Our findings indicate that the mixed TM-promoted Ag (111) surface exhibits better EO selectivity and activity than the common Cs-promoted Ag surfaces. That would imply mixed TM catalysts can act efficiently to catalyze the ethylene epoxidation reaction, such as Ag with Ag/Cs₂₂Cu₂₄Re₂₄Au₃₀, for better performance of ethylene oxide production.
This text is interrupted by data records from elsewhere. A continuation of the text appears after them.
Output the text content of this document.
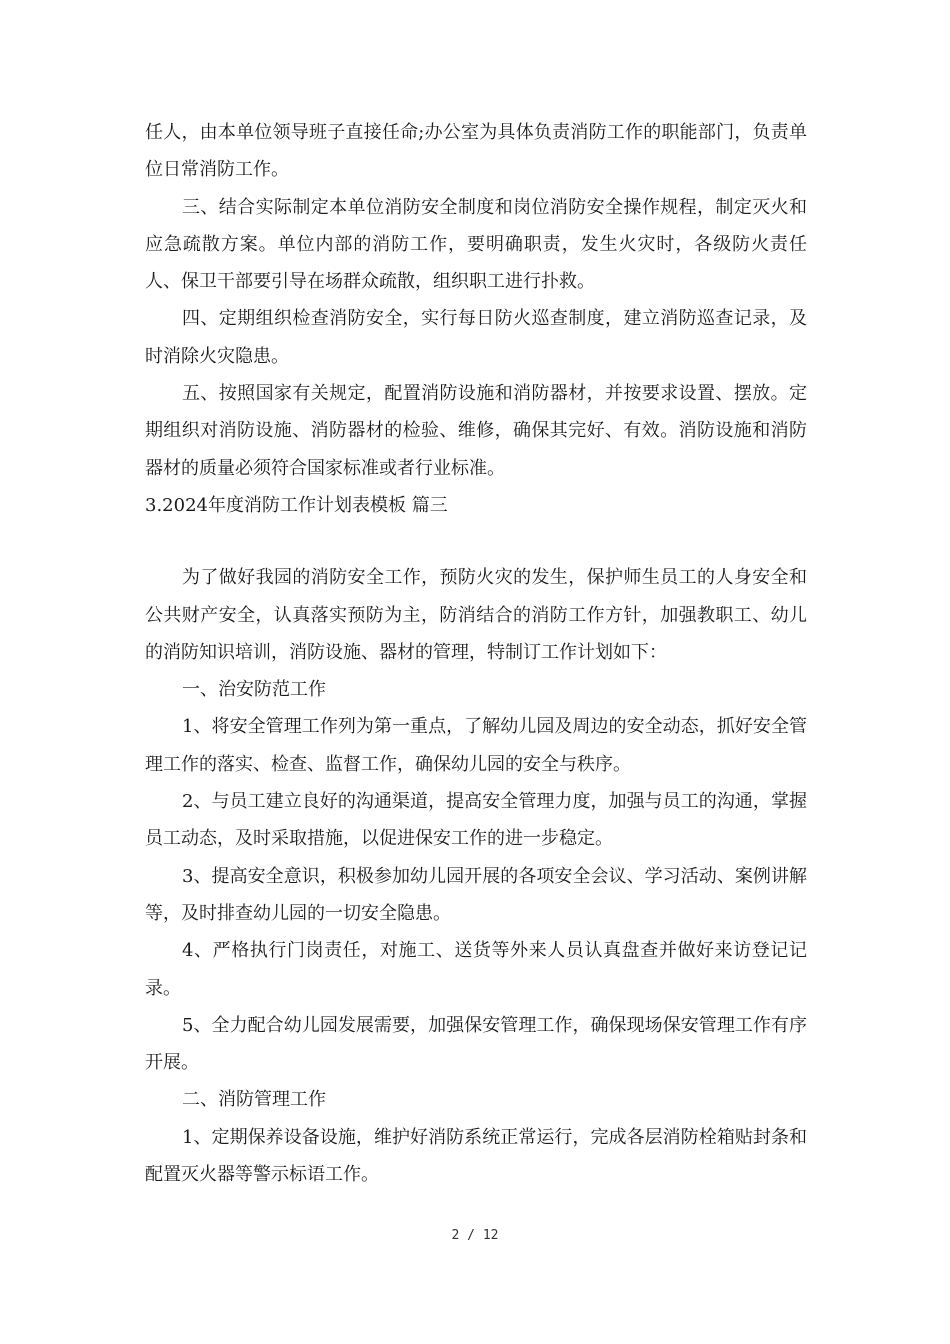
任人，由本单位领导班子直接任命;办公室为具体负责消防工作的职能部门，负责单位日常消防工作。

三、结合实际制定本单位消防安全制度和岗位消防安全操作规程，制定灭火和应急疏散方案。单位内部的消防工作，要明确职责，发生火灾时，各级防火责任人、保卫干部要引导在场群众疏散，组织职工进行扑救。

四、定期组织检查消防安全，实行每日防火巡查制度，建立消防巡查记录，及时消除火灾隐患。

五、按照国家有关规定，配置消防设施和消防器材，并按要求设置、摆放。定期组织对消防设施、消防器材的检验、维修，确保其完好、有效。消防设施和消防器材的质量必须符合国家标准或者行业标准。

3.2024年度消防工作计划表模板 篇三

为了做好我园的消防安全工作，预防火灾的发生，保护师生员工的人身安全和公共财产安全，认真落实预防为主，防消结合的消防工作方针，加强教职工、幼儿的消防知识培训，消防设施、器材的管理，特制订工作计划如下：

一、治安防范工作

1、将安全管理工作列为第一重点，了解幼儿园及周边的安全动态，抓好安全管理工作的落实、检查、监督工作，确保幼儿园的安全与秩序。

2、与员工建立良好的沟通渠道，提高安全管理力度，加强与员工的沟通，掌握员工动态，及时采取措施，以促进保安工作的进一步稳定。

3、提高安全意识，积极参加幼儿园开展的各项安全会议、学习活动、案例讲解等，及时排查幼儿园的一切安全隐患。

4、严格执行门岗责任，对施工、送货等外来人员认真盘查并做好来访登记记录。

5、全力配合幼儿园发展需要，加强保安管理工作，确保现场保安管理工作有序开展。

二、消防管理工作

1、定期保养设备设施，维护好消防系统正常运行，完成各层消防栓箱贴封条和配置灭火器等警示标语工作。

2 / 12
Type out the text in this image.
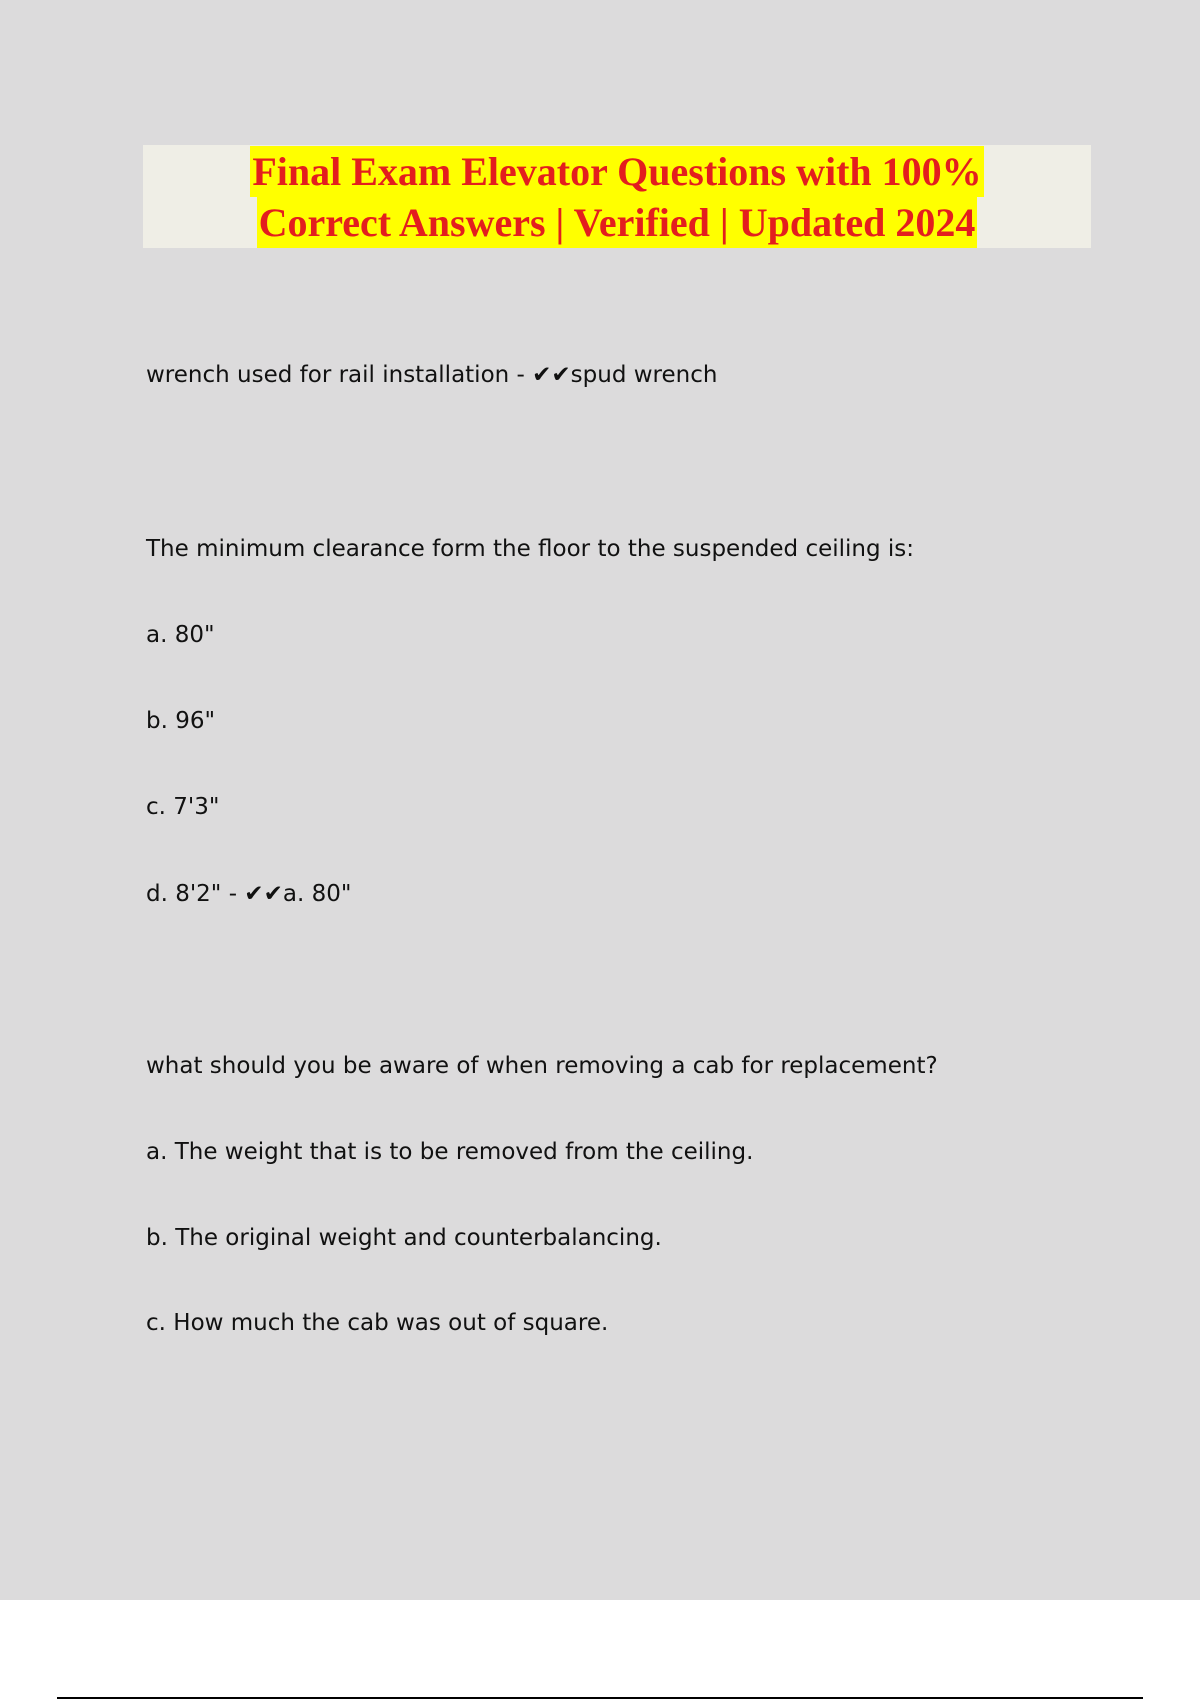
Final Exam Elevator Questions with 100%
Correct Answers | Verified | Updated 2024
wrench used for rail installation - ✔✔spud wrench
The minimum clearance form the floor to the suspended ceiling is:
a. 80"
b. 96"
c. 7'3"
d. 8'2" - ✔✔a. 80"
what should you be aware of when removing a cab for replacement?
a. The weight that is to be removed from the ceiling.
b. The original weight and counterbalancing.
c. How much the cab was out of square.
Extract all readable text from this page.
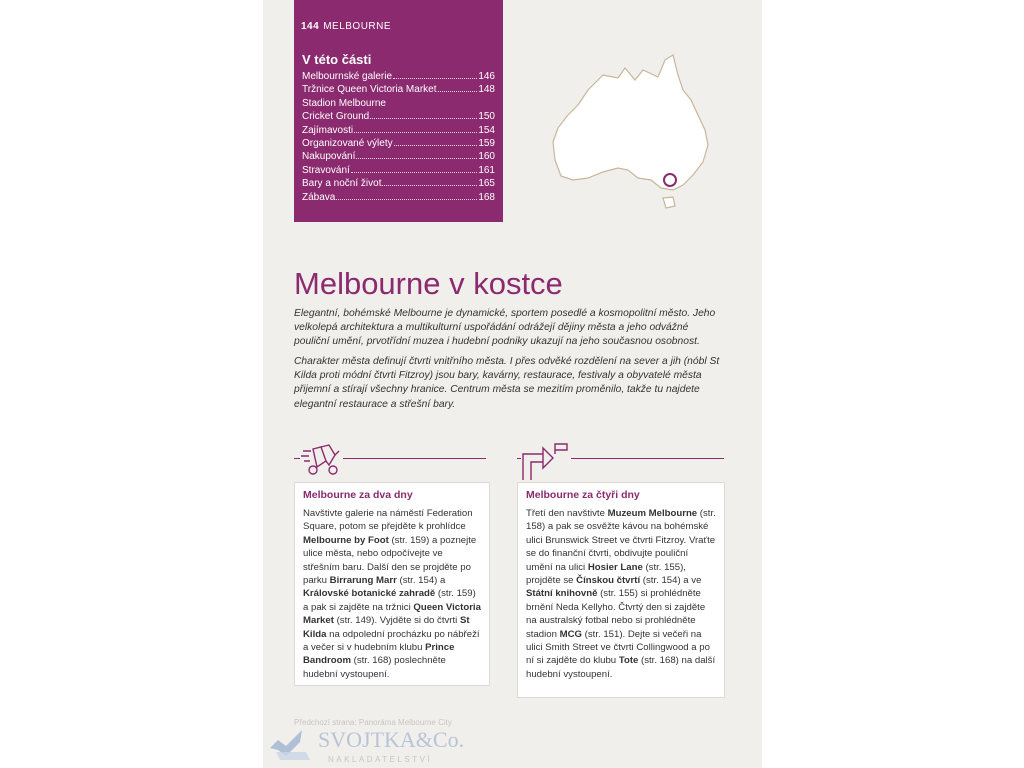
144 MELBOURNE
V této části
Melbournské galerie	146
Tržnice Queen Victoria Market	148
Stadion Melbourne
Cricket Ground	150
Zajímavosti	154
Organizované výlety	159
Nakupování	160
Stravování	161
Bary a noční život	165
Zábava	168
Melbourne v kostce

Elegantní, bohémské Melbourne je dynamické, sportem posedlé a kosmopolitní město. Jeho velkolepá architektura a multikulturní uspořádání odrážejí dějiny města a jeho odvážné pouliční umění, prvotřídní muzea i hudební podniky ukazují na jeho současnou osobnost.

Charakter města definují čtvrti vnitřního města. I přes odvěké rozdělení na sever a jih (nóbl St Kilda proti módní čtvrti Fitzroy) jsou bary, kavárny, restaurace, festivaly a obyvatelé města přijemní a stírají všechny hranice. Centrum města se mezitím proměnilo, takže tu najdete elegantní restaurace a střešní bary.

Melbourne za dva dny
Navštivte galerie na náměstí Federation Square, potom se přejděte k prohlídce Melbourne by Foot (str. 159) a poznejte ulice města, nebo odpočívejte ve střešním baru. Další den se projděte po parku Birrarung Marr (str. 154) a Královské botanické zahradě (str. 159) a pak si zajděte na tržnici Queen Victoria Market (str. 149). Vyjděte si do čtvrti St Kilda na odpolední procházku po nábřeží a večer si v hudebním klubu Prince Bandroom (str. 168) poslechněte hudební vystoupení.
Melbourne za čtyři dny
Třetí den navštivte Muzeum Melbourne (str. 158) a pak se osvěžte kávou na bohémské ulici Brunswick Street ve čtvrti Fitzroy. Vraťte se do finanční čtvrti, obdivujte pouliční umění na ulici Hosier Lane (str. 155), projděte se Čínskou čtvrtí (str. 154) a ve Státní knihovně (str. 155) si prohlédněte brnění Neda Kellyho. Čtvrtý den si zajděte na australský fotbal nebo si prohlédněte stadion MCG (str. 151). Dejte si večeři na ulici Smith Street ve čtvrti Collingwood a po ní si zajděte do klubu Tote (str. 168) na další hudební vystoupení.
Předchozí strana: Panoráma Melbourne City
SVOJTKA&Co.
NAKLADATELSTVÍ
It was found that highly active sites, such as those present on Ag (111), can significantly influence the overall reaction kinetics⁴⁹. However, practically speaking, Ag catalysts can be affected by various factors, such as additional active sites and reaction conditions. Therefore, while the simulations in this study mainly focus on the intrinsic characteristics of different Ag facets under specific conditions, it is important to highlight that catalytic performance involves a combination of various facets, including Ag (111), Ag (100), Ag (110), as well as vacancies and defects. According to earlier investigations, Ag (111) surfaces show higher thermodynamic stability in comparison with both Ag(100) and Ag (110) surfaces. Such improved stability could slow down deactivation during reactions and longer catalyst lifetimes, rendering Ag (111) a preferred crystalline plane for a selective EO reaction. By contrast, Ag (100) and Ag (110) surfaces were characterized by lower stability and may undergo deactivation/reconstruction under certain reaction conditions, adversely affecting their efficiency. Indeed, while Ag (110) surfaces may show distinct reactivity patterns and high selectivity, their overall activity (e.g., longevity and stability) may not compete with that of Ag (111)⁸².

Moreover, the catalytic activity on the Ag (111) surfaces, especially when modified by the promoters, can be superior^32,33. This is also due to the incorporation of promoters leading to improved adsorption of intermediates, which results in enhanced reaction rates.